Para Fernanda, assinado: Vani
Oi, Fernanda (Torres, porque famoso tem nome e sobrenome)!
Menina, quanto tempo! Mais de dez anos desde que “Os Normais” saiu do ar e quando vou ver, você tá pagando de machista na internet, sua doida? Se eu não te conhecesse muito bem, diria que você tá variando mesmo. Primeiro, porque é muito fácil falar do sexismo nas piadas do Millôr e do Miéle, “irresistíveis até nos seus preconceitos”, que são ícones culturais, defendem uma boemia do macho sim, mas são mais que isso e têm um alcance cultural enorme, né, gata? Difícil é ser nostálgica e encontrar poesia na currada no metrô, é tomar porrada depois de responder “não” a uma cantada, é ter medo de descer no último ponto de ônibus sozinha à noite. Mas te entendo, esse é um universo extraterrestre pra você, por isso é tão simples reduzir o feminismo a um vitimismo por causa de um fiu-fiu.
Lembra daquele episódio em que eu e o Rui damos um tempo? (Cara, eu amo o Rui, juro, amo mesmo, mas tem horas que ele dá no meu saco, sabe? “Pata que parel”!). Pois então, Fernandinha, tem muita mulher presa em uma relação horrível, de abuso e de violência, e que não consegue dar um tempo, dar no pé, dar um fim, porque tem medo que o parceiro a mate ou faça mal aos filhos. Simples desse jeito. E você diz que a mulher tem o poder de se livrar das próprias amarras? Até concordo, mas não sou besta de romper amarra com um trabuco ou um punho cerrado apontando pra minha cara ou das minhas crianças. Você seria?
Enquanto te passo esse pito, Fernanda, cinco espancamentos rolam a cada dois minutos, um estupro a cada 11, e um feminicídio a cada 90. É coisa pra c**** (desculpa, gente, esqueci que não pode xingar no jornal). Nem precisa ir muito longe. Sem o feminismo, você, quando me interpretava, não ia nem poder falar na TV, na pele da Vani (digo, minha), que ia dar pra quem quiser (só pra irritar o Rui). Porque com o machismo, mulher não pode nem ter vontade de dar. E te digo mais: você só lamenta a ausência das cantadas de rua porque nunca vai correr o risco de o seu “galanteador” (cof! cof! cof!) estar à sua espreita numa esquina escura, não raramente com a mão dentro das calças. (Sério, menina, vida real é assim).

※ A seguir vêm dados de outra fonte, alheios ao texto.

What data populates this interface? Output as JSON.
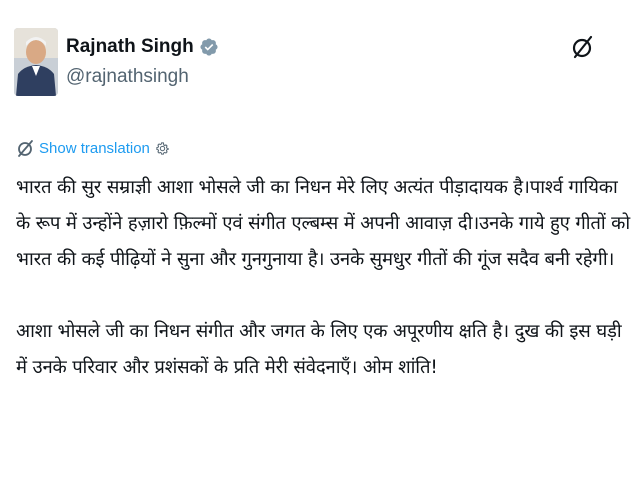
{
  "author": {
    "display_name": "Rajnath Singh",
    "handle": "@rajnathsingh",
    "verified_color": "#1d9bf0"
  },
  "translate": {
    "label": "Show translation",
    "icon": "translate-icon",
    "settings_icon": "gear-icon"
  },
  "header_icon": "grok-icon",
  "tweet": {
    "paragraphs": [
      "भारत की सुर सम्राज्ञी आशा भोसले जी का निधन मेरे लिए अत्यंत पीड़ादायक है।पार्श्व गायिका के रूप में उन्होंने हज़ारो फ़िल्मों एवं संगीत एल्बम्स में अपनी आवाज़ दी।उनके गाये हुए गीतों को भारत की कई पीढ़ियों ने सुना और गुनगुनाया है। उनके सुमधुर गीतों की गूंज सदैव बनी रहेगी।",
      "आशा भोसले जी का निधन संगीत और जगत के लिए एक अपूरणीय क्षति है। दुख की इस घड़ी में उनके परिवार और प्रशंसकों के प्रति मेरी संवेदनाएँ। ओम शांति!"
    ]
  },
  "colors": {
    "link": "#1d9bf0",
    "text": "#0f1419",
    "muted": "#536471"
  }
}
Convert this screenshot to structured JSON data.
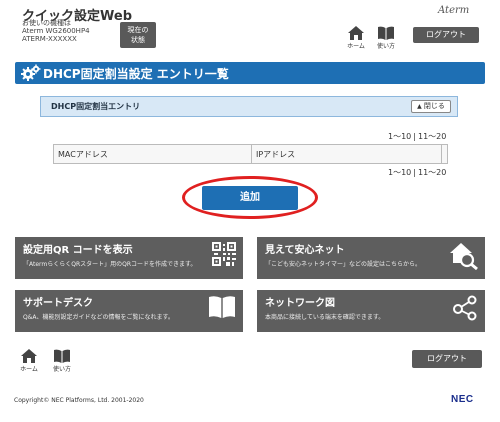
{
  "header": {
    "title": "クイック設定Web",
    "device_lines": [
      "お使いの機種は",
      "Aterm WG2600HP4",
      "ATERM-XXXXXX"
    ],
    "state_button": [
      "現在の",
      "状態"
    ],
    "brand_logo": "Aterm",
    "home_label": "ホーム",
    "manual_label": "使い方",
    "logout_label": "ログアウト"
  },
  "section": {
    "title": "DHCP固定割当設定 エントリ一覧"
  },
  "panel": {
    "title": "DHCP固定割当エントリ",
    "close_label": "閉じる",
    "pager": {
      "range1": "1〜10",
      "separator": "|",
      "range2": "11〜20"
    },
    "table": {
      "headers": [
        "MACアドレス",
        "IPアドレス",
        ""
      ]
    },
    "add_label": "追加"
  },
  "tiles": [
    {
      "title": "設定用QR コードを表示",
      "desc": "「AtermらくらくQRスタート」用のQRコードを作成できます。",
      "icon": "qr-code-icon"
    },
    {
      "title": "見えて安心ネット",
      "desc": "「こども安心ネットタイマー」などの設定はこちらから。",
      "icon": "home-search-icon"
    },
    {
      "title": "サポートデスク",
      "desc": "Q&A、機能別設定ガイドなどの情報をご覧になれます。",
      "icon": "book-icon"
    },
    {
      "title": "ネットワーク図",
      "desc": "本商品に接続している端末を確認できます。",
      "icon": "network-nodes-icon"
    }
  ],
  "footer": {
    "home_label": "ホーム",
    "manual_label": "使い方",
    "logout_label": "ログアウト",
    "copyright": "Copyright© NEC Platforms, Ltd. 2001-2020",
    "company_logo": "NEC"
  },
  "colors": {
    "accent_blue": "#1e6fb4",
    "tile_gray": "#5e5e5e",
    "highlight_red": "#e02020"
  }
}
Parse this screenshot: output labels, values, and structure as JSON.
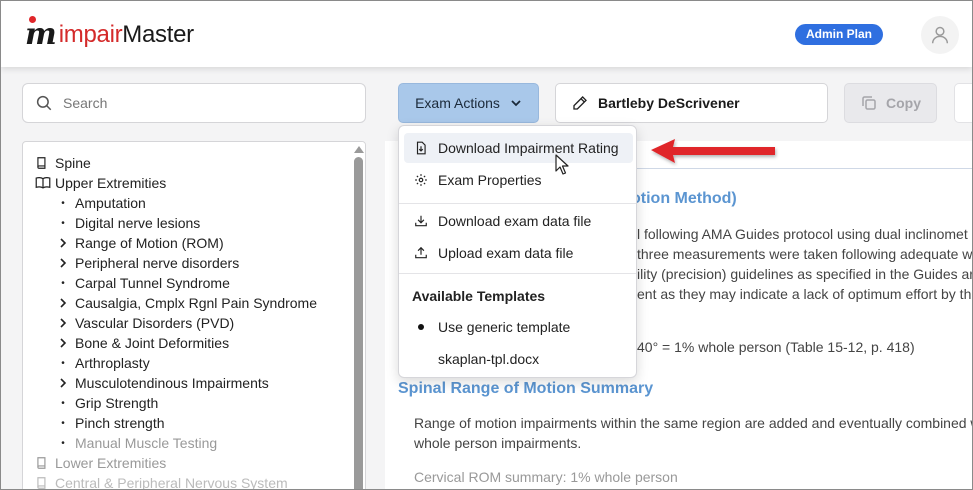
{
  "app": {
    "logo_prefix": "impair",
    "logo_suffix": "Master",
    "plan_badge": "Admin Plan"
  },
  "search": {
    "placeholder": "Search"
  },
  "tree": {
    "items": [
      {
        "label": "Spine",
        "type": "root",
        "icon": "book-icon"
      },
      {
        "label": "Upper Extremities",
        "type": "root",
        "icon": "book-open-icon"
      },
      {
        "label": "Amputation",
        "type": "leaf"
      },
      {
        "label": "Digital nerve lesions",
        "type": "leaf"
      },
      {
        "label": "Range of Motion (ROM)",
        "type": "branch"
      },
      {
        "label": "Peripheral nerve disorders",
        "type": "branch"
      },
      {
        "label": "Carpal Tunnel Syndrome",
        "type": "leaf"
      },
      {
        "label": "Causalgia, Cmplx Rgnl Pain Syndrome",
        "type": "branch"
      },
      {
        "label": "Vascular Disorders (PVD)",
        "type": "branch"
      },
      {
        "label": "Bone & Joint Deformities",
        "type": "branch"
      },
      {
        "label": "Arthroplasty",
        "type": "leaf"
      },
      {
        "label": "Musculotendinous Impairments",
        "type": "branch"
      },
      {
        "label": "Grip Strength",
        "type": "leaf"
      },
      {
        "label": "Pinch strength",
        "type": "leaf"
      },
      {
        "label": "Manual Muscle Testing",
        "type": "leaf"
      },
      {
        "label": "Lower Extremities",
        "type": "root",
        "icon": "book-icon"
      },
      {
        "label": "Central & Peripheral Nervous System",
        "type": "root",
        "icon": "book-icon"
      }
    ]
  },
  "toolbar": {
    "exam_actions": "Exam Actions",
    "author": "Bartleby DeScrivener",
    "copy": "Copy"
  },
  "dropdown": {
    "download_rating": "Download Impairment Rating",
    "exam_properties": "Exam Properties",
    "download_data": "Download exam data file",
    "upload_data": "Upload exam data file",
    "templates_heading": "Available Templates",
    "template_generic": "Use generic template",
    "template_file": "skaplan-tpl.docx"
  },
  "document": {
    "heading1_fragment": "otion Method)",
    "p1_line1": "l following AMA Guides protocol using dual inclinomet",
    "p1_line2": "three measurements were taken following adequate wa",
    "p1_line3": "ility (precision) guidelines as specified in the Guides are",
    "p1_line4": "ent as they may indicate a lack of optimum effort by th",
    "p2_fragment": "40° = 1% whole person (Table 15-12, p. 418)",
    "heading2": "Spinal Range of Motion Summary",
    "p3_line1": "Range of motion impairments within the same region are added and eventually combined w",
    "p3_line2": "whole person impairments.",
    "p4_fragment": "Cervical ROM summary: 1% whole person"
  },
  "colors": {
    "brand_red": "#d42a2a",
    "badge_blue": "#2f6fe0",
    "exam_actions_bg": "#a9c8ea",
    "heading_blue": "#5b95d1",
    "annotation_red": "#e0262a"
  }
}
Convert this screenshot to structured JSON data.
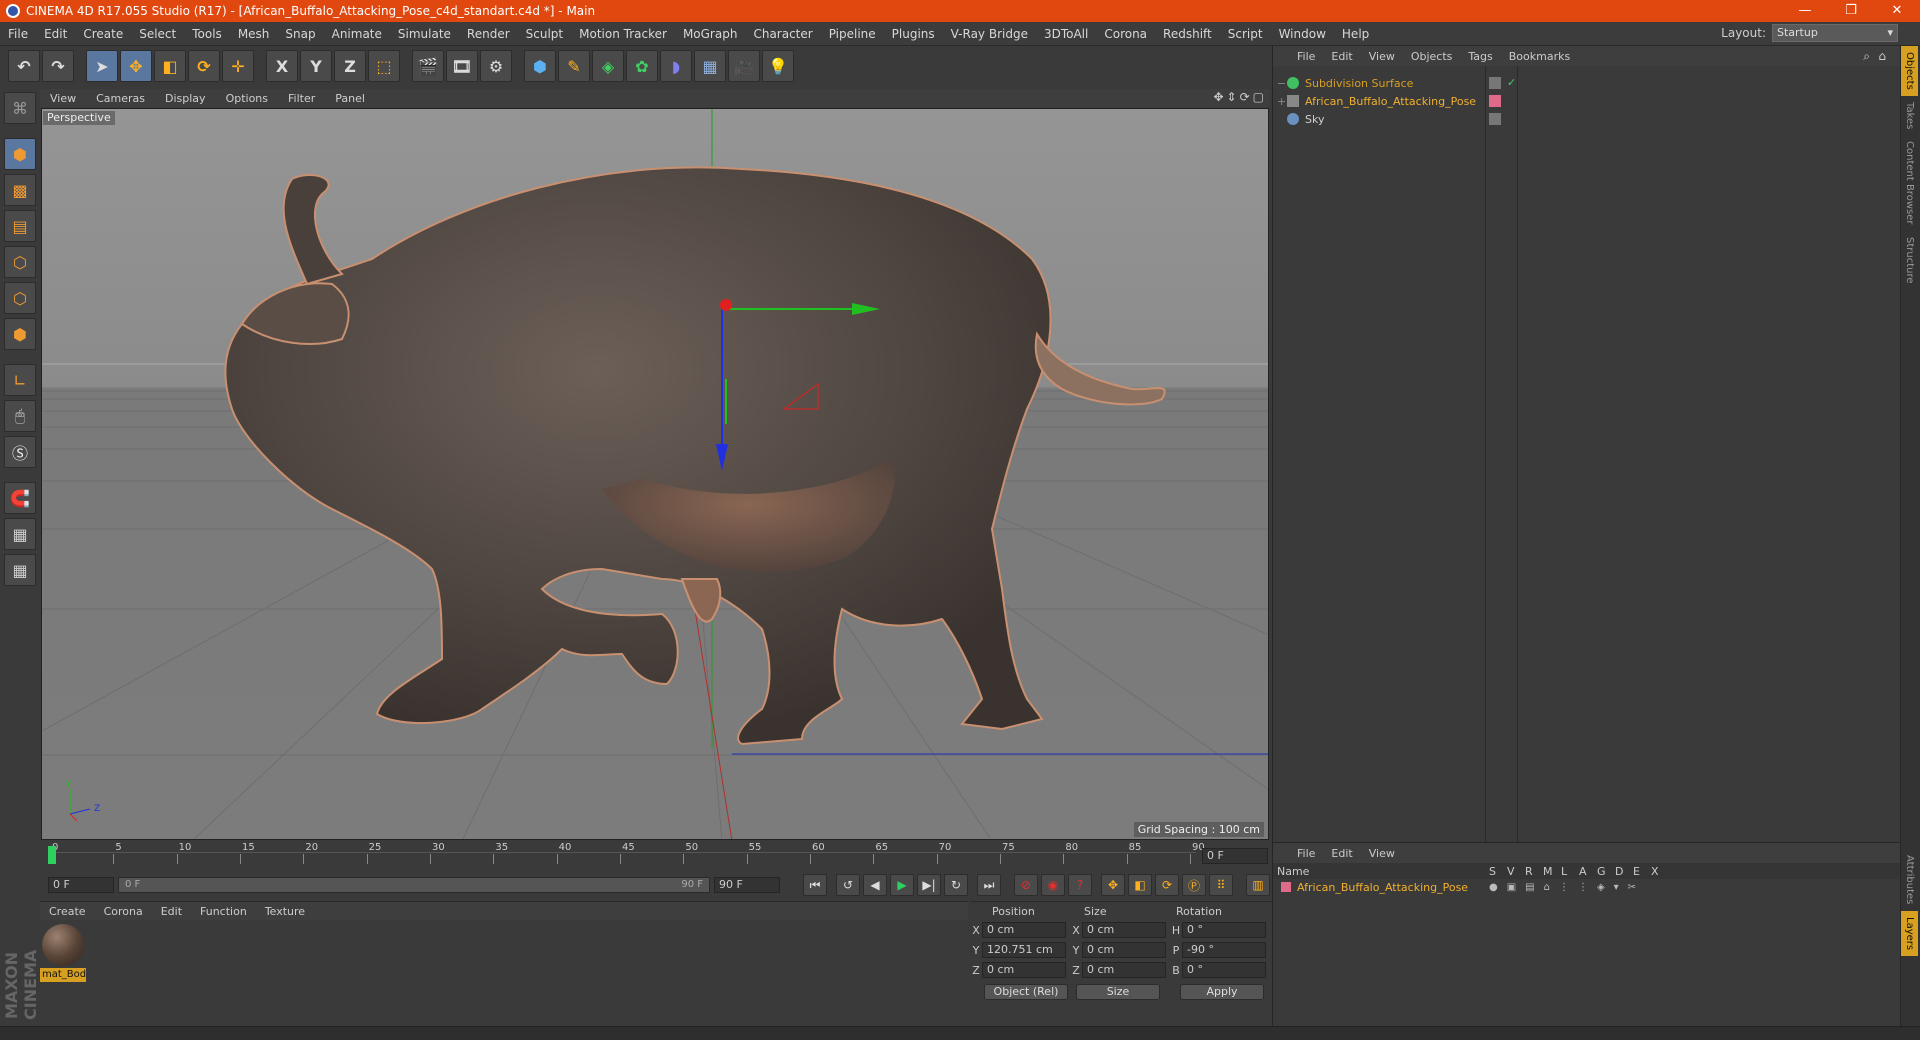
{
  "window": {
    "title": "CINEMA 4D R17.055 Studio (R17) - [African_Buffalo_Attacking_Pose_c4d_standart.c4d *] - Main",
    "controls": [
      "—",
      "❐",
      "✕"
    ]
  },
  "menubar": {
    "items": [
      "File",
      "Edit",
      "Create",
      "Select",
      "Tools",
      "Mesh",
      "Snap",
      "Animate",
      "Simulate",
      "Render",
      "Sculpt",
      "Motion Tracker",
      "MoGraph",
      "Character",
      "Pipeline",
      "Plugins",
      "V-Ray Bridge",
      "3DToAll",
      "Corona",
      "Redshift",
      "Script",
      "Window",
      "Help"
    ],
    "layout_label": "Layout:",
    "layout_value": "Startup"
  },
  "toolbar": {
    "axis_x": "X",
    "axis_y": "Y",
    "axis_z": "Z"
  },
  "viewport": {
    "menu": [
      "View",
      "Cameras",
      "Display",
      "Options",
      "Filter",
      "Panel"
    ],
    "camera_label": "Perspective",
    "grid_spacing": "Grid Spacing : 100 cm",
    "nav_icons": [
      "✥",
      "⇕",
      "⟳",
      "▢"
    ],
    "axis_labels": {
      "y": "Y",
      "z": "Z"
    }
  },
  "timeline": {
    "ticks": [
      "0",
      "5",
      "10",
      "15",
      "20",
      "25",
      "30",
      "35",
      "40",
      "45",
      "50",
      "55",
      "60",
      "65",
      "70",
      "75",
      "80",
      "85",
      "90"
    ],
    "current_frame": "0 F",
    "start_field": "0 F",
    "range_start": "0 F",
    "range_end": "90 F",
    "end_field": "90 F"
  },
  "material_panel": {
    "menu": [
      "Create",
      "Corona",
      "Edit",
      "Function",
      "Texture"
    ],
    "material_name": "mat_Bod"
  },
  "coordinates": {
    "headers": [
      "Position",
      "Size",
      "Rotation"
    ],
    "rows": [
      {
        "axis": "X",
        "pos": "0 cm",
        "size_axis": "X",
        "size": "0 cm",
        "rot_axis": "H",
        "rot": "0 °"
      },
      {
        "axis": "Y",
        "pos": "120.751 cm",
        "size_axis": "Y",
        "size": "0 cm",
        "rot_axis": "P",
        "rot": "-90 °"
      },
      {
        "axis": "Z",
        "pos": "0 cm",
        "size_axis": "Z",
        "size": "0 cm",
        "rot_axis": "B",
        "rot": "0 °"
      }
    ],
    "mode_dropdown": "Object (Rel)",
    "size_dropdown": "Size",
    "apply_label": "Apply"
  },
  "object_manager": {
    "menu": [
      "File",
      "Edit",
      "View",
      "Objects",
      "Tags",
      "Bookmarks"
    ],
    "objects": [
      {
        "name": "Subdivision Surface",
        "color": "#d7a020"
      },
      {
        "name": "African_Buffalo_Attacking_Pose",
        "color": "#f0b030"
      },
      {
        "name": "Sky",
        "color": "#cfcfcf"
      }
    ]
  },
  "right_tabs": [
    "Objects",
    "Takes",
    "Content Browser",
    "Structure",
    "Attributes",
    "Layers"
  ],
  "layer_manager": {
    "menu": [
      "File",
      "Edit",
      "View"
    ],
    "columns": [
      "Name",
      "S",
      "V",
      "R",
      "M",
      "L",
      "A",
      "G",
      "D",
      "E",
      "X"
    ],
    "layers": [
      {
        "name": "African_Buffalo_Attacking_Pose",
        "color": "#e06a8a"
      }
    ]
  },
  "branding": "MAXON CINEMA 4D",
  "colors": {
    "titlebar": "#e0480f",
    "accent_orange": "#d7a020",
    "selected_tool": "#5a77a0",
    "axis_x": "#e02020",
    "axis_y": "#20c020",
    "axis_z": "#2030e0"
  }
}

Tem pouco tempo que descobri que a música do programa, que eu amava, apesar de saber que me zoava (Você é doida demaaaaaaais!), foi escrita pelo Lindomar Castilho para sua ex-mulher, Eliane, que ele matou com um tiro no peito por ciúmes, após o fim de um casamento em que ela foi espancada, humilhada e proibida de trabalhar. Castilho ficou quatro anos preso, dois em regime semiaberto, saiu da prisão e retomou carreira. (Que só não deu em nada porque as músicas eram uma m***, ai desculpa, xinguei de novo). Eliane está morta. O feminismo luta contra isso, Fernanda. E se você não enxerga, vai me desculpar, minha filha, mas “você é doida demais”.